© JUNGE FREIHEIT Verlag GmbH & Co. KG www.jungefreiheit.de 43/19 / 18. Oktober 2019

Thalers Streifzüge
Thorsten Thaler

Wochenendausflug nach Warnemünde an den Ostseestrand. Abkehr vom Alltag. Horizonterweiterung. Frischluft für den Geist. Herzensbildung. Wie dichtete einst Christian Morgenstern in „Am Meer“? „Wie ist dir nun,/ meine Seele?/ Von allen Märkten/ des Lebens fern,/ darfst du nun ganz/ dein selbst genießen.//Keine Frage/ von Menschenlippen/ fordert Antwort./ Keine Rede/ noch Gegenrede/ macht dich gemein./Nur mit Himmel und Erde/ hältst du/ einsame Zwiesprach.“ Und tatsächlich: Lange Strandspaziergänge, der weite Himmel, das Rauschen der Wellen, die Seeluft und, ja, auch das Kreischen der Möwen sind Balsam für die geschundene Großstadtseele. Es verlieren sich die Gedanken in Raum und Zeit, bis sich wie von selbst Wichtiges von Umwichtigem trennt und eine Fokussierung auf das eigentliche Dasein im Gegensatz zum bloßen Vorhandensein einstellt. Für das leibliche Wohl sorgen unterdessen Fischbrötchen im Hafen, „Neptuns Stulle“ zu einem Grauburgunder im Restaurant „Weineck“ direkt an der Strandpromenade sowie abends deftiges Essen zu Folk- und Rockmusik im Wirtshaus „Alabama“ unmittelbar am Leuchtturm von Warnemünde. Den Abschluß bildet dann noch einmal Lyrik, jetzt Joachim Ringelnatz: „Hinaus an den Strand will ich gehen,/ Wenn keiner wacht/Das wilde Meer zu sehen/ Und die heilige Nacht./ Und wieder faßt mich das alte Weh –“


Eine Tankstelle im mecklenburgischen Nirgendwo: Ein 5er-BMW hält direkt vor der Schiebetür. Auf der Beifahrerseite springt ein kleiner gedrungener Mann aus dem Auto. Auf seinem schwarzen T-Shirt stehen vorn in weißer Schrift die drei Buchstaben WAW. Des Rätsels Lösung ergibt sich, als der Mann an mir vorbeieilt und ich den Rückenaufdruck lesen kann: Weißer Arischer Widerstand.

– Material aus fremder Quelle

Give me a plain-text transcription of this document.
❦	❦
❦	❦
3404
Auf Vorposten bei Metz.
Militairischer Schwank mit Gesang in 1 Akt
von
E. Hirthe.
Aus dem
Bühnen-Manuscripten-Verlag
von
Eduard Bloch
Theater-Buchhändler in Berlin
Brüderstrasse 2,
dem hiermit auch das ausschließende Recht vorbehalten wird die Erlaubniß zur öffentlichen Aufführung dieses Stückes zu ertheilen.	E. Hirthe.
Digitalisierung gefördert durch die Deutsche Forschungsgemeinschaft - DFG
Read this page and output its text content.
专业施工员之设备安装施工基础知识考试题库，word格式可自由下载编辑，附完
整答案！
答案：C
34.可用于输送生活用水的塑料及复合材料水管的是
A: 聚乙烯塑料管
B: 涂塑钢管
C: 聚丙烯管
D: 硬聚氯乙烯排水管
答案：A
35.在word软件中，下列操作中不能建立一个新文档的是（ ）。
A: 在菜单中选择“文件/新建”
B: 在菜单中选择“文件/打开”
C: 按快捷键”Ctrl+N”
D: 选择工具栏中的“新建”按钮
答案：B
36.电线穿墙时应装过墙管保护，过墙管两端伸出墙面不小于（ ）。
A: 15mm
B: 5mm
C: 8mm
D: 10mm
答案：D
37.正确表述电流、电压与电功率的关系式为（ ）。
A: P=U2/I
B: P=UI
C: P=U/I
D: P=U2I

In Warnemünde entdecke ich das Edvard-Munch-Haus. Der norwegische Maler lebte dort von Mai 1907 bis Oktober 1908, suchte Ruhe und Erholung von seinen Depressionen. In dieser Zeit entstand unter anderem das großformatige Bild „Badende Männer“, mit dem Munch einen veritablen Kunstskandal heraufbeschwor. Sein Hamburger Galerist weigerte sich, das Gemälde mit der Darstellung vitaler nackter Männlichkeit auszustellen. Heute dient das alte denkmalgeschützte Fischerhaus Am Strom 53, wie eine Fensteraufschrift informiert, Künstlern aus Deutschland und Norwegen als „zeitweiliger Arbeits-, Lebens- und Begegnungsort“. Getragen wird es von einem Förderverein, der Ausstellungen, Lesungen und Konzerte organisiert (www.edvard-munch-haus.de).